Married Folks Fighting Over Finances – The Solution
By admin on Feb 11, 2009 in Family & Finance
Do marriage counselors provide money management advice? Maybe they should.
According to MarriageAdvice.com 43% of all couples argue about moolah. Usually, it involves one spouse being a more conservative investor than the other.
Sue and Chris provide a wonderful example. This is a hard-working couple in their mid 30’s who could not stop fighting about money. Sue was a big risk taker – she loved to take flyers on speculative stocks. Chris, on the other hand was terrified of any investment that wasn’t FDIC insured. The dispute threatened their marriage. What steps could they take to bridge this gulf ? What can you do if you find yourself in a similar situation?
1. Give the risk-taker mad money to play with.
The amount should be reasonable and mutually agreed upon. It should be amount that both are comfortable losing completely. Both spouses should agree that no more than this amount will be made available. That means if the Risky Rich losses the dough, that’s it. Game over. If the aggressive strategy works, both parties benefit. If it does not, its possible that the more aggressive spouse will have learned a lesson and be willing to take a more realistic approach to investing.

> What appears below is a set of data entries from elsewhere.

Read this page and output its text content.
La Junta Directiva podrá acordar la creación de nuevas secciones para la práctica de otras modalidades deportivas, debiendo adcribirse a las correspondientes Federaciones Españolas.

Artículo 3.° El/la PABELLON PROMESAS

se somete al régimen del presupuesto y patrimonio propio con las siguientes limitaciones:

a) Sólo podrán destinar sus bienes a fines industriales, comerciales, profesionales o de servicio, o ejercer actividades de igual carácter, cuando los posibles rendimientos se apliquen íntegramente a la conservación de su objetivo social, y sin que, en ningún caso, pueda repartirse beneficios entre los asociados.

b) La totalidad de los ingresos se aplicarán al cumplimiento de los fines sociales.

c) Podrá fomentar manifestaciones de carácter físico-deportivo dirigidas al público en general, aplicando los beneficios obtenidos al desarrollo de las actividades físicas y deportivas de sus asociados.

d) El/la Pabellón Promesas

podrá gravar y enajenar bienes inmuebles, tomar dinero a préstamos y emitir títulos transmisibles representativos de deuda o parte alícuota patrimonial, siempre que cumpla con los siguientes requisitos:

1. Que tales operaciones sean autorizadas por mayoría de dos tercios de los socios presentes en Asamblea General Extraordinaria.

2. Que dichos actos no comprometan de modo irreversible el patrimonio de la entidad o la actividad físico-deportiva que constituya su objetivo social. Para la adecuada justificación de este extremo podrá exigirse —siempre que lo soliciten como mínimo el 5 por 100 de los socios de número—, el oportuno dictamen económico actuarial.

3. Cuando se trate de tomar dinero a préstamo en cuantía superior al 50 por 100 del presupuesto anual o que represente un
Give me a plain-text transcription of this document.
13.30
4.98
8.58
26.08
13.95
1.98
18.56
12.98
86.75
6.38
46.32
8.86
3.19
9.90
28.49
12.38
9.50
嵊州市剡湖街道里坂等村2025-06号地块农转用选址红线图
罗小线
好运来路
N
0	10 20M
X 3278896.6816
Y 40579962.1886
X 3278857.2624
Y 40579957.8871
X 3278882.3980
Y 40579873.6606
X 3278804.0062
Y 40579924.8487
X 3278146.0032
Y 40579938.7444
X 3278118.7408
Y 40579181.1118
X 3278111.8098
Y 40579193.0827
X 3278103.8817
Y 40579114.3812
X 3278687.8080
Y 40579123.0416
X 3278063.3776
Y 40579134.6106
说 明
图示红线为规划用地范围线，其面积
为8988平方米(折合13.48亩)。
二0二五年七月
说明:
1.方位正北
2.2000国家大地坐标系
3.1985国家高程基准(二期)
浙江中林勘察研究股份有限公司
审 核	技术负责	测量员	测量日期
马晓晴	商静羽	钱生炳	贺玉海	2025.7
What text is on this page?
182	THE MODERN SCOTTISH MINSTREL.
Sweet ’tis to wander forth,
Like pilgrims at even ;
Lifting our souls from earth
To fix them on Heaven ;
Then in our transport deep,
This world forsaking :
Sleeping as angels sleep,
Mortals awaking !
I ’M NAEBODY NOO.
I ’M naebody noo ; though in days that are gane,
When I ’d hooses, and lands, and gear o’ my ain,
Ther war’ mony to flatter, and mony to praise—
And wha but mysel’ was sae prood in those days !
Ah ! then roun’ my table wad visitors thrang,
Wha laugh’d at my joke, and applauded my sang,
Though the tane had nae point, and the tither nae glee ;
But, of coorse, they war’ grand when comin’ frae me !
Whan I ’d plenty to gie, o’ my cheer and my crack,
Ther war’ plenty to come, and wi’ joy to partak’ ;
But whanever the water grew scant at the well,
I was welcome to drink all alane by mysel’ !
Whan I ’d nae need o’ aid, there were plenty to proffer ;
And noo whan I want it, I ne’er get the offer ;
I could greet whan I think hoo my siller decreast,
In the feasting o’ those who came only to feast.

2. If You Are The Conservative Cathy, Educate yourself
If you are the conservative partner whose idea of a good investment is the mattress or backyard, its time to face facts. Your partner is right when he says you need to grow your money. As painful as the current investment climate is, the reality is that if you have long-term goals, you need to have long-term investments. Here is a great article on having a long-term perspective. I know it does not feel good now. But think about it. Your partner is taking too much risk, right? You’re asking your partner to face reality. Shouldn’t your partner be able to ask them same from you?
3. If all else fails, split the assets – not the marriage.
If you can’t see eye to eye after considering the first two steps, split assets up and manage the money as each sees fit. One way to do this is by allowing each spouse to manage their own retirement accounts. The most important ingredient for success here is making sure that each partner agrees that they will not interfere with the other. The “non-proliferation” agreement is the important element for success here. And no kidding, it might be good to get this agreement in writing.
My experience is that if you have a mutually agreed upon financial plan and stick to it, these fights won’t materialize. Create your own plan or meet with your adviser to hammer this out. If you start from a position of being crystal clear on what your mutual goals are, over what time period and what’s most important about money to you, you’ll find it an easier exercise.
What about you? What is your secret? What tips can you share to help us avoid the financial fights?